The judgment in the divorce case of M v M [2013] EWHC 2534 (Fam) has now been published amongst great speculation and interest. It is thought to be a combination of various aspects that has resulted in family lawyers being so intrigued:
- The sizeable sums involved;
- The uncertainty as to how the assets (held by companies of which the husband was a shareholder) would be dealt with in light of the case of Prest v Petrodel; and
- The fact that the husband was not even present at the final hearing.
M v M divorce
Case details
The case involved a husband and wife who were Russian nationals, married for 17 years and who had been living in the UK since 2005. They had 2 children together. In 2009, the wife petitioned for divorce in Russia as she was unaware that the Courts of England and Wales had jurisdiction. In 2010, after the divorce was finalised in Russia, the wife issued proceedings to deal with the finances in the High Court of England and Wales.
The matrimonial assets were held in a network of complex off-shore corporate structures that had been created by the husband, which led to an additional five Respondents to the application. The assets that the wife had traced at the time of the hearing included, in broad terms, £14m of properties in England, £1.4m of residential property in Russia and £92m of commercial property in Russia. On the wife’s case therefore, there were assets worth over £107m to be dealt with.

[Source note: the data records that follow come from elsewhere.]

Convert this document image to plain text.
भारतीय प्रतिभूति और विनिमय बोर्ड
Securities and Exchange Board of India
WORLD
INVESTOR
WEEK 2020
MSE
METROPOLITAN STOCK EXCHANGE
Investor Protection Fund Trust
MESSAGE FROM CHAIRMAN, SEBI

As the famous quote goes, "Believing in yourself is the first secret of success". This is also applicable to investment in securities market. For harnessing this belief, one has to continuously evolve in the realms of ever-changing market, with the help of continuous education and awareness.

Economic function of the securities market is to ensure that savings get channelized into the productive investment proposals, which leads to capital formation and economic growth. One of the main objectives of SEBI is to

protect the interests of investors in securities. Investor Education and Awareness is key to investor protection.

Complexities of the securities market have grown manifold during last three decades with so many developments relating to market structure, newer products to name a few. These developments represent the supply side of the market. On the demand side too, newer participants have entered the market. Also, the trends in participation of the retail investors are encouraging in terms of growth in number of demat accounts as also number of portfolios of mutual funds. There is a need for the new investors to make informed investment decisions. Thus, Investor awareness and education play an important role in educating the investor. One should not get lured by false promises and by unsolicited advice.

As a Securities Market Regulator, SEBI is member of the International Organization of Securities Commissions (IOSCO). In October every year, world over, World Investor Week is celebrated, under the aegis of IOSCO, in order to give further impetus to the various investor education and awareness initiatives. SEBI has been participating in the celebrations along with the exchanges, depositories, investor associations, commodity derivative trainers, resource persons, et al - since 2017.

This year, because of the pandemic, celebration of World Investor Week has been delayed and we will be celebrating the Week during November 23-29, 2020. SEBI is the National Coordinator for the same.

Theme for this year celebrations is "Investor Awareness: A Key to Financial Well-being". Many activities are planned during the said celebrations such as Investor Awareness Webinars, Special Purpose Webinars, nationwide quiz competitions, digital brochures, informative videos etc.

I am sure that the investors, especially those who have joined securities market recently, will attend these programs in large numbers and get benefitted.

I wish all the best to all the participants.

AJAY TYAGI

Excluding the former matrimonial home, which had been acquired in the husband and wife’s joint names, the English properties were all held by the husband’s companies. A common feature of the English properties was that each was bought for the domestic use of the family.
In her forthright judgment, the husband was condemned by Mrs Justice King for his “appalling litigation misconduct”, having ignored several Court orders and failed to provide anything close to full financial disclosure. The Judge also went on to reject the suggestion that some of the properties had been registered in the names of offshore structures as part of a scheme to mitigate tax and instead determined that the properties were held beneficially by the husband, who was effectively the “puppet master”.

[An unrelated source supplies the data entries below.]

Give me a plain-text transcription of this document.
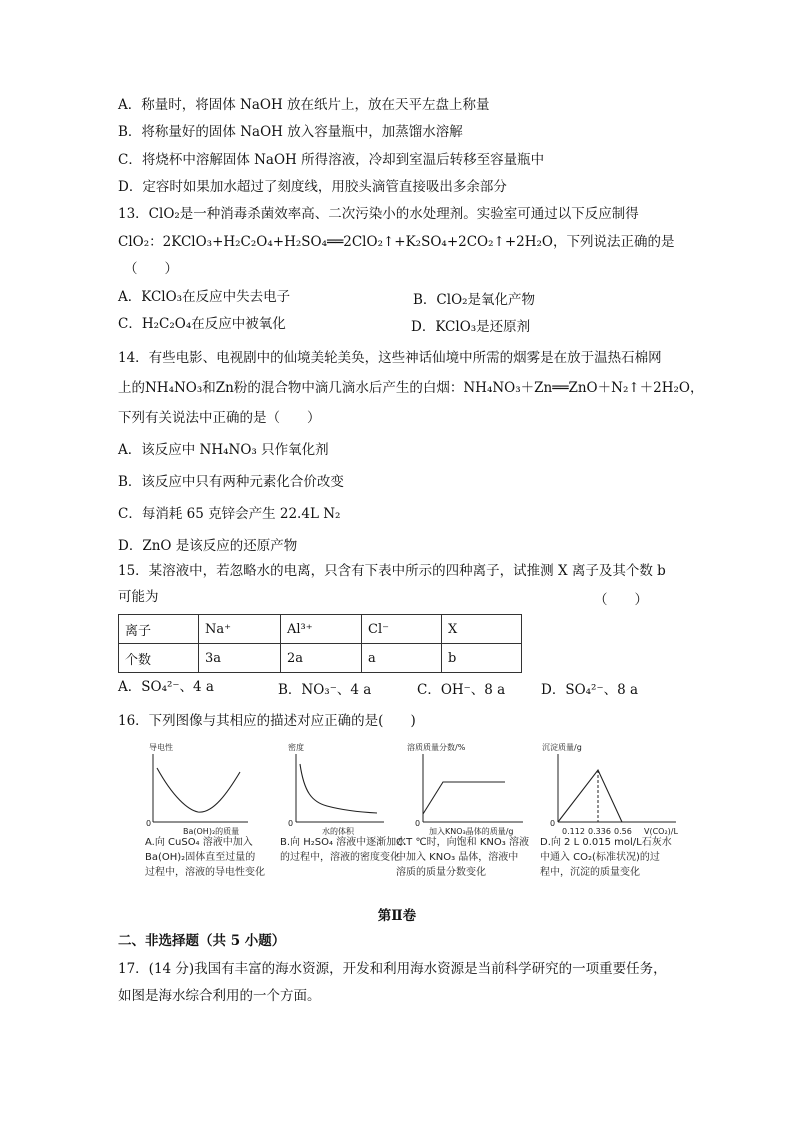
A．称量时，将固体 NaOH 放在纸片上，放在天平左盘上称量
B．将称量好的固体 NaOH 放入容量瓶中，加蒸馏水溶解
C．将烧杯中溶解固体 NaOH 所得溶液，冷却到室温后转移至容量瓶中
D．定容时如果加水超过了刻度线，用胶头滴管直接吸出多余部分
13．ClO₂是一种消毒杀菌效率高、二次污染小的水处理剂。实验室可通过以下反应制得
ClO₂：2KClO₃+H₂C₂O₄+H₂SO₄══2ClO₂↑+K₂SO₄+2CO₂↑+2H₂O，下列说法正确的是
（　　）
A．KClO₃在反应中失去电子	B．ClO₂是氧化产物
C．H₂C₂O₄在反应中被氧化	D．KClO₃是还原剂
14．有些电影、电视剧中的仙境美轮美奂，这些神话仙境中所需的烟雾是在放于温热石棉网
上的NH₄NO₃和Zn粉的混合物中滴几滴水后产生的白烟：NH₄NO₃＋Zn══ZnO＋N₂↑＋2H₂O，
下列有关说法中正确的是（　　）
A．该反应中 NH₄NO₃ 只作氧化剂
B．该反应中只有两种元素化合价改变
C．每消耗 65 克锌会产生 22.4L N₂
D．ZnO 是该反应的还原产物
15．某溶液中，若忽略水的电离，只含有下表中所示的四种离子，试推测 X 离子及其个数 b
可能为	（　　）
离子	Na⁺	Al³⁺	Cl⁻	X
个数	3a	2a	a	b
A．SO₄²⁻、4 a	B．NO₃⁻、4 a	C．OH⁻、8 a	D．SO₄²⁻、8 a
16．下列图像与其相应的描述对应正确的是(　　)
导电性
0
Ba(OH)₂的质量
A.向 CuSO₄ 溶液中加入
Ba(OH)₂固体直至过量的
过程中，溶液的导电性变化
密度
0
水的体积
B.向 H₂SO₄ 溶液中逐渐加水
的过程中，溶液的密度变化
溶质质量分数/%
0
加入KNO₃晶体的质量/g
C.T ℃时，向饱和 KNO₃ 溶液
中加入 KNO₃ 晶体，溶液中
溶质的质量分数变化
沉淀质量/g
0
0.112 0.336 0.56 V(CO₂)/L
D.向 2 L 0.015 mol/L石灰水
中通入 CO₂(标准状况)的过
程中，沉淀的质量变化
第Ⅱ卷
二、非选择题（共 5 小题）
17．(14 分)我国有丰富的海水资源，开发和利用海水资源是当前科学研究的一项重要任务，
如图是海水综合利用的一个方面。
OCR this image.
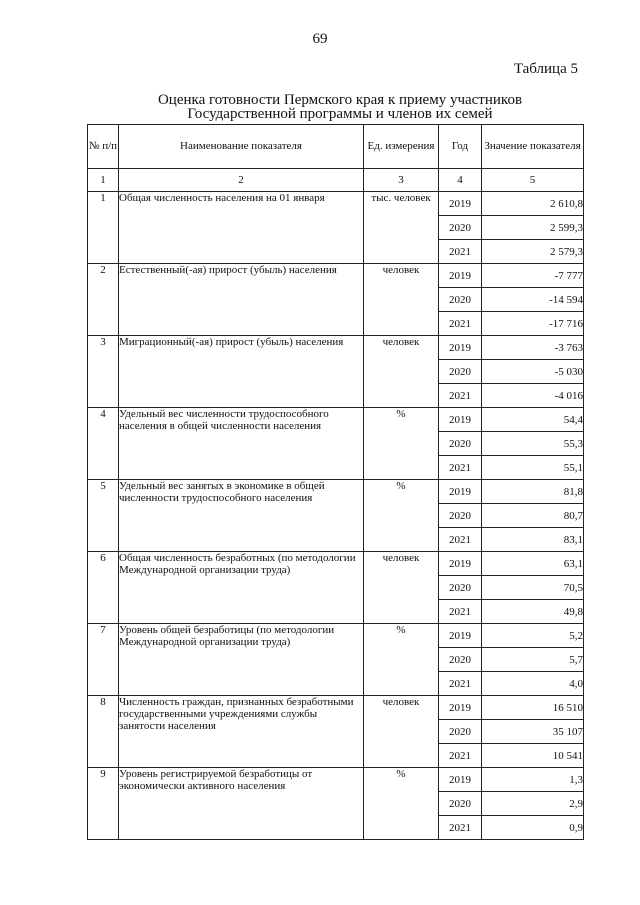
69
Таблица 5
Оценка готовности Пермского края к приему участников
Государственной программы и членов их семей
№ п/п	Наименование показателя	Ед. измерения	Год	Значение показателя
1	2	3	4	5
1	Общая численность населения на 01 января	тыс. человек	2019	2 610,8
			2020	2 599,3
			2021	2 579,3
2	Естественный(-ая) прирост (убыль) населения	человек	2019	-7 777
			2020	-14 594
			2021	-17 716
3	Миграционный(-ая) прирост (убыль) населения	человек	2019	-3 763
			2020	-5 030
			2021	-4 016
4	Удельный вес численности трудоспособного населения в общей численности населения	%	2019	54,4
			2020	55,3
			2021	55,1
5	Удельный вес занятых в экономике в общей численности трудоспособного населения	%	2019	81,8
			2020	80,7
			2021	83,1
6	Общая численность безработных (по методологии Международной организации труда)	человек	2019	63,1
			2020	70,5
			2021	49,8
7	Уровень общей безработицы (по методологии Международной организации труда)	%	2019	5,2
			2020	5,7
			2021	4,0
8	Численность граждан, признанных безработными государственными учреждениями службы занятости населения	человек	2019	16 510
			2020	35 107
			2021	10 541
9	Уровень регистрируемой безработицы от экономически активного населения	%	2019	1,3
			2020	2,9
			2021	0,9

The Judge stated that despite the assertions made by the husband to the contrary, the family wealth had been accumulated during the parties’ lengthy marriage and that the wife had fully contributed during that time.
Just as the Supreme Court decided in Prest, the Judge in this case found that the English properties were held on the resulting trust by the companies for the husband. It was therefore ordered that the properties be transferred to the wife. In addition to the value of the English and Russian residential properties, the Judge made a lump sum order that the husband pay the wife £38m, the combined value of which provided the wife with £54m or 50% of the assets which had been identified by her.